Lionel Messi
Lionel Andres Messi is an Argentinean who plays for Spanish La Liga club, FC Barcelona, primarily as a striker or winger. The youngster, whose playing style and small size has earned him comparisons with fellow Argentinean, Diego Maradona, is almost universally acclaimed as one of the best, if not the best, player in the world today. Messi was top scorer at the 2005 FIFA World Youth Championship, with six goals, including two in the finals. In 2006, he became the youngest Argentine to play in the FIFA World Cup and he won a runners-up medal at the Copa América the following year. In 2007, Messi established the Leo Messi Foundation, a charity supporting access to education and health care for vulnerable children. In March 2010, Messi was announced made Goodwill Ambassador for UNICEF. Messi has been featured on the front covers of the 2009 and 2011 versions of the popular Pro Evolution Soccer video game series. REUTERS

Pundits and footballing experts the world over have been queuing up to fawn over the current Barcelona side. The current European Champions have been lauded as the greatest team ever to have graced the beautiful game, with their clean close ball possession, superb and elegant passing game and devastating potency in front of goal.

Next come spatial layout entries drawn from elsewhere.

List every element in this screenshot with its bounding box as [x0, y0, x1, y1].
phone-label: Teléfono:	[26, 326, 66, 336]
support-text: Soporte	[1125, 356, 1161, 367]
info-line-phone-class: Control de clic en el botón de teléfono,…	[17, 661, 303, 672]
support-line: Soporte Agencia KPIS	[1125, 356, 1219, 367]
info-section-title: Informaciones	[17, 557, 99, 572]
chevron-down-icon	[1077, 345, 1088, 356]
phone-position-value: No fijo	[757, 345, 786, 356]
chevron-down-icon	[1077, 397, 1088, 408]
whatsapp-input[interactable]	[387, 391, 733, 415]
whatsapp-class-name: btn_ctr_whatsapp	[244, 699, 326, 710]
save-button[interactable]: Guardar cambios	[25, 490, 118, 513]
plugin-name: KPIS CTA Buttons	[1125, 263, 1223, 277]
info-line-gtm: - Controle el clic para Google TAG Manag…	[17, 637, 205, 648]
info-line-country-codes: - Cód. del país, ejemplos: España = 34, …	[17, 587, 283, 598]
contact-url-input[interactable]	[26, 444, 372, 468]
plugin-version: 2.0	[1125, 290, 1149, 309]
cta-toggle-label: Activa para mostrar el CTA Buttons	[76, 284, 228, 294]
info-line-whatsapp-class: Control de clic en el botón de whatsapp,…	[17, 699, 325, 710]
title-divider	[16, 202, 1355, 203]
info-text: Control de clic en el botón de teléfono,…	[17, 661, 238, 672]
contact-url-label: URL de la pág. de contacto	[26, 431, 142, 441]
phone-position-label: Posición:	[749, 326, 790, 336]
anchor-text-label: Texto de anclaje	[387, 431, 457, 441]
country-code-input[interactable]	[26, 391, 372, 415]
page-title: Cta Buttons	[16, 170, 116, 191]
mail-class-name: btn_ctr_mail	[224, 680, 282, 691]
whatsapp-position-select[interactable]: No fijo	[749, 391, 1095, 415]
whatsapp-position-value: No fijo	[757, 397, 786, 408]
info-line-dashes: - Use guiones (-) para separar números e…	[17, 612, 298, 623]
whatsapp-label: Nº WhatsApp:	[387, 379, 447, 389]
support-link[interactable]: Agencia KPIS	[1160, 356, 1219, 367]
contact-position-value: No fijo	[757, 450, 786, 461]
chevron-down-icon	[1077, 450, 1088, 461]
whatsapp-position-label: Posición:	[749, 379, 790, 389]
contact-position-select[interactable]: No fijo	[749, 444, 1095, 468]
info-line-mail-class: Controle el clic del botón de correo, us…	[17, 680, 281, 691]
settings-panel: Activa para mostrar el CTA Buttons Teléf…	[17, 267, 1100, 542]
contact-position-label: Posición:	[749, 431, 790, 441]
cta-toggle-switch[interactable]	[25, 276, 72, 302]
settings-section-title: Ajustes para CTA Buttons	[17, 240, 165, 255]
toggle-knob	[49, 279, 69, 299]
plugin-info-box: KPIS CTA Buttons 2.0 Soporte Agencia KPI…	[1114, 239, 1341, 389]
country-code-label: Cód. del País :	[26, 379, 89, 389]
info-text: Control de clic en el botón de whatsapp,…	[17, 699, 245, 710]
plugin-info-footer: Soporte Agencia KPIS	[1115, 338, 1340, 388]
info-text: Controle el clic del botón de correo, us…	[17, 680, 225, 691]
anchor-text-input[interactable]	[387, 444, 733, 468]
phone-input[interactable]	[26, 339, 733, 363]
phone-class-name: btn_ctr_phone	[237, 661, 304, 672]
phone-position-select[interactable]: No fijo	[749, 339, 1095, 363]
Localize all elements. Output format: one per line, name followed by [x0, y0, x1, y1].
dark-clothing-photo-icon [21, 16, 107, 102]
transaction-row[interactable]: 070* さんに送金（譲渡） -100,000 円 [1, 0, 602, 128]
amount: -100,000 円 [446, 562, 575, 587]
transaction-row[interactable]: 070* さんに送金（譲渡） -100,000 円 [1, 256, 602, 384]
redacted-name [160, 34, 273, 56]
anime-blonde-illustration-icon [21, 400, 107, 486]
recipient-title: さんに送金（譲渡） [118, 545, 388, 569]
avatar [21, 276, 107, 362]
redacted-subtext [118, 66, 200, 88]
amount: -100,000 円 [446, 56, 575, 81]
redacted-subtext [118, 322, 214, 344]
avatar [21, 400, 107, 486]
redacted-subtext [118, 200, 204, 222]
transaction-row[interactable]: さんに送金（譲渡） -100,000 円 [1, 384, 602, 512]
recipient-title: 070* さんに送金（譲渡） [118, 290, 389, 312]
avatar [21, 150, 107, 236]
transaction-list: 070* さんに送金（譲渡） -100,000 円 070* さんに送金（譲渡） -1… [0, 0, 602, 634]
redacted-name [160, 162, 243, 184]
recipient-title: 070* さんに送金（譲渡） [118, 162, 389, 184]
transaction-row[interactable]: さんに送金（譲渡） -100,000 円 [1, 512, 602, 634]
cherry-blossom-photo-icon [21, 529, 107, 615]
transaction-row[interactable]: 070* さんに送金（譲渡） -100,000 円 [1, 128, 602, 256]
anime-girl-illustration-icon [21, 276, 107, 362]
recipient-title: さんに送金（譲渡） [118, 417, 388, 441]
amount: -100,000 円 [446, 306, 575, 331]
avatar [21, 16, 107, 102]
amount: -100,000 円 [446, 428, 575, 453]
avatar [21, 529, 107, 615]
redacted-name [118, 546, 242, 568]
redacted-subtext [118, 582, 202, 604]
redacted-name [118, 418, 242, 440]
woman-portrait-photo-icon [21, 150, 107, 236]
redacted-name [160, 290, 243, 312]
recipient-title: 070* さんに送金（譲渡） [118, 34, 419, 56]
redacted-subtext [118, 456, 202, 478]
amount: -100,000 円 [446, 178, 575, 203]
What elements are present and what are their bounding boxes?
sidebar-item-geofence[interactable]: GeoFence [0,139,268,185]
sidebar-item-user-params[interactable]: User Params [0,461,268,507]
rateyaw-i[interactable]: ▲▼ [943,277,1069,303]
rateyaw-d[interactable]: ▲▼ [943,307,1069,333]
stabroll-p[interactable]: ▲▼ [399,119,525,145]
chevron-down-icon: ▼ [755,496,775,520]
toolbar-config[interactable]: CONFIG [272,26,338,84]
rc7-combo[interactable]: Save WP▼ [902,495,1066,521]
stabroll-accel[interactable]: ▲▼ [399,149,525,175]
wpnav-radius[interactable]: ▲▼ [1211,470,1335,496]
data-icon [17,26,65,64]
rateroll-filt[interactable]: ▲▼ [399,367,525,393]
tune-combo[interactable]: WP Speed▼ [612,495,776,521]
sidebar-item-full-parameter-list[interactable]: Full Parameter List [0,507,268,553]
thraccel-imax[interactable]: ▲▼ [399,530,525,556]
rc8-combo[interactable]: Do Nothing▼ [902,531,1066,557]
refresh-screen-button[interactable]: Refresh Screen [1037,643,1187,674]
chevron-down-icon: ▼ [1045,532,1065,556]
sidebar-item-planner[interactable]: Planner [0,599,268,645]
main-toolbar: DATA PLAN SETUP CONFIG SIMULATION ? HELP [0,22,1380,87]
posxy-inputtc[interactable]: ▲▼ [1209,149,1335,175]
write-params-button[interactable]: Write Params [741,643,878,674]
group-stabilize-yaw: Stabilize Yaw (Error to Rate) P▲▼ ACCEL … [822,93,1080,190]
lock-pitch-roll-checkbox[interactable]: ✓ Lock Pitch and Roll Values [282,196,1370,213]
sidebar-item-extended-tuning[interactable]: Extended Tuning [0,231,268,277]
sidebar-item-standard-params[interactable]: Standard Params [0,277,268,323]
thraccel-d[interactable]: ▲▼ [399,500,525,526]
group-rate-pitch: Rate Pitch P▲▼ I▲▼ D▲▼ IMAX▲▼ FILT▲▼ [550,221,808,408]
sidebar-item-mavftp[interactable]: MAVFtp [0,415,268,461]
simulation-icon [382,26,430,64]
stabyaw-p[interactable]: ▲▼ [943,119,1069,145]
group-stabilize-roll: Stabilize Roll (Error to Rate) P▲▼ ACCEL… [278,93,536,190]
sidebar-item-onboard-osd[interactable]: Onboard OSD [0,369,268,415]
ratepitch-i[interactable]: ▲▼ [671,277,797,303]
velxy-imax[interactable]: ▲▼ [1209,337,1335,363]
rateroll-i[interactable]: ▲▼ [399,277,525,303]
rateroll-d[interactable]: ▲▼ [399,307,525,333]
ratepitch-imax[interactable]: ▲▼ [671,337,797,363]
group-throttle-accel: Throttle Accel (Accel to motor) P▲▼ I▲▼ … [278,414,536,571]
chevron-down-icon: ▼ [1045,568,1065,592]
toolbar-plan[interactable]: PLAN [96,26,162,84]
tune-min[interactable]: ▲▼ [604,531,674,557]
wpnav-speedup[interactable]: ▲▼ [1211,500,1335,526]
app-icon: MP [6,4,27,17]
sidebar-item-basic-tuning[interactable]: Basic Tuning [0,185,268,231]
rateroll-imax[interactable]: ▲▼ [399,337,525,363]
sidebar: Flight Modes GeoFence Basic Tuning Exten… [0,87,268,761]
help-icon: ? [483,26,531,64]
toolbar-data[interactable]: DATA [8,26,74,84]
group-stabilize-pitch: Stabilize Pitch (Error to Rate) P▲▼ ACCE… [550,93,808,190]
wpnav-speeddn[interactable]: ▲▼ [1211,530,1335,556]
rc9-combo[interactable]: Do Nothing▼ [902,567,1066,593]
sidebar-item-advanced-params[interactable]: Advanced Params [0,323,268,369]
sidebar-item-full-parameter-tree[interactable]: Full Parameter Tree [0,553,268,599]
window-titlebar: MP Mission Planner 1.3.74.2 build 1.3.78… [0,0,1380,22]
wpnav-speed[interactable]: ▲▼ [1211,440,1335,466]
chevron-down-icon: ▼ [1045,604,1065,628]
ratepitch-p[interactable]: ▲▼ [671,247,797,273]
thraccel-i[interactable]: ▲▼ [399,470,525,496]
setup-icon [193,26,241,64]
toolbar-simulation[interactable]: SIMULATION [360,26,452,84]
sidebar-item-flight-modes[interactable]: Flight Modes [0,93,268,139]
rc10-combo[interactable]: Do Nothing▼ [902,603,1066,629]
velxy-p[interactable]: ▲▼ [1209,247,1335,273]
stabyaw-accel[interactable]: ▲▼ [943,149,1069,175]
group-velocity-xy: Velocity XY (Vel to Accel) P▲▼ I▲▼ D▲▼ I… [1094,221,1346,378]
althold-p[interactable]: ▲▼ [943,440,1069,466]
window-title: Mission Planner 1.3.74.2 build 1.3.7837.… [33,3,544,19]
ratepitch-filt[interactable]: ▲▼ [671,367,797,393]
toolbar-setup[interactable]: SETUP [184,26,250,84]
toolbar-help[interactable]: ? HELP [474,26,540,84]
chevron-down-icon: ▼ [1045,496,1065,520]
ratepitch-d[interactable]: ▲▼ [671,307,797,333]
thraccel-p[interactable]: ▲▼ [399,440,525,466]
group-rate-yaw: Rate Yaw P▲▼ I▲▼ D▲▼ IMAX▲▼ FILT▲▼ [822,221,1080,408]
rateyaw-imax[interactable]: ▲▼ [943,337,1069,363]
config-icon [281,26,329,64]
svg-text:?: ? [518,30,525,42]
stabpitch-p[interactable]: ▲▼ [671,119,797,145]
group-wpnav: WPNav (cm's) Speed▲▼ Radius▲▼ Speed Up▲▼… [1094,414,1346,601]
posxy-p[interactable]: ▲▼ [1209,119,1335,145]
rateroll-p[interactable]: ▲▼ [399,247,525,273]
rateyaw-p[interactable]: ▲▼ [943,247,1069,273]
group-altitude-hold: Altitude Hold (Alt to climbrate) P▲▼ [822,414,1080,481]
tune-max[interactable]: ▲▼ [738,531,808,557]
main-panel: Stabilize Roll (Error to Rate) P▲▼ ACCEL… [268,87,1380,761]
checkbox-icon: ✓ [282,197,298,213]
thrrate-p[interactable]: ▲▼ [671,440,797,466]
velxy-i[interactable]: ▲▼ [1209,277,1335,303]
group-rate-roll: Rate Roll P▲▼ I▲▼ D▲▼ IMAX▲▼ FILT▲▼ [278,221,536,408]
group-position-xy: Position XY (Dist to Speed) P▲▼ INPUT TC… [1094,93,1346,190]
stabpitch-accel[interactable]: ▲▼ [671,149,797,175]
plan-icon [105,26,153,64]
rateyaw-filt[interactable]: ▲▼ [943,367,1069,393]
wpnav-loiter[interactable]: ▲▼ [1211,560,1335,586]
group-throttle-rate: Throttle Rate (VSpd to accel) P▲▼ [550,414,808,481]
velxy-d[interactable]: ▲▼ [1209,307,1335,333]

They may be the most complete team currently in Europe - although they are in need of a couple of decent centre-half's - but they are they really the greatest club side ever?

Given how football has evolved over the decades, and in particular the last twenty years, with faster, more physical teams and owners prepared to bankroll the whims of increasingly egotistical managers, how can you possibly compare, for example, the AC Milan team of 1998-1990 with the 1955-1960 Real Madrid side?

You can't, and it's dangerous to do so. Inspiring, as it does, inherent fan bias and generational differences. But this being football, every team that reaches the top of the sport will inevitably be compared to those that came before them. Always have, always will.

Truly great sides are involved in the most competitive games, they triumph, in the end, because there is no other option but to win. Be that through the sheer force of particular personalities within the side - Steven Gerrard for Liverpool in the 2005 Champions League Final, for example - or the dominating style of play evident in the current Spanish side.

Generically efficient sides can never be considered great. There aren't too many commentators reminiscing about the 1996-1997 Borussia Dortmund side, right?

We should perhaps celebrate the fact a single sport can contain such variation in style and personnel. But where does the current Barcelona side stand in comparison?

There is among some football consumers a mildly ritualistic televisual reverence for the current - really quite good - Barcelona team, with their fixation on possession and an overbearing production line of soft-shoe midfield minstrels.

The "carousel" as Sir Alex Ferguson called it after Manchester United's 2-0 defeat in Rome in 2009. But the carousel isn't the most exciting ride at the fair, it's the dodgems, or the rollercoaster, or the elastic bungee. Sometimes the carousel just makes you dizzy and you want to get off.

But amongst most football fans the Barcelona football philosophy is the footballing belief at present. Throughout Europe there are clubs that aspire to the perceived moral righteousness that Barca represent. The idea that the actual scoring of a goal is somehow dirty and should only be done with an aesthete's discerning touch. A sense of being not just better but better, more upright, more academic.

Good, not great

Possession play tends to produces negative results, the longer a team retains possession, the more time the opposition has to re-group and organise their defense. Charles Hughes demonstrates in his book, The Winning Formula, that a higher percentage of goals are scored in moves involving only three passes prior to shooting and that the majority are scored within five passes.

This is how the most exciting games involving the most interesting teams are played. Think about the 2003 quarter-final second leg (Man Utd 4-3 Real Madrid) or the Liverpool vs AC Milan final in 2005.

In the same vein, Barcelona cannot be considered the greatest team of all time because, and whisper it quietly lest the footballing overlords catch wind; they're a little bit dull.

In 2006-07, according to Opta, Barcelona had on average 61.1per cent possession in Champions League games. Since then that has gone up each year: to 63.2 then to 65.6 then 70.6 and this season 73.3. When playing Barca, teams have to get used to spending long periods without the ball and to watching Barca knock the ball around between themselves. The "sterile domination" as Arsene Wenger termed it.

But possession football is not that exciting and the truly great European sides have never used it to impose themselves. Those that have, have adopted a proactive style without the relentless sideways movement of the current Barca team.

To be compared to the teams that came before them, Barcelona must win and retain the European Cup - this has always been the benchmark of a great side. At present they're good, but not yet great.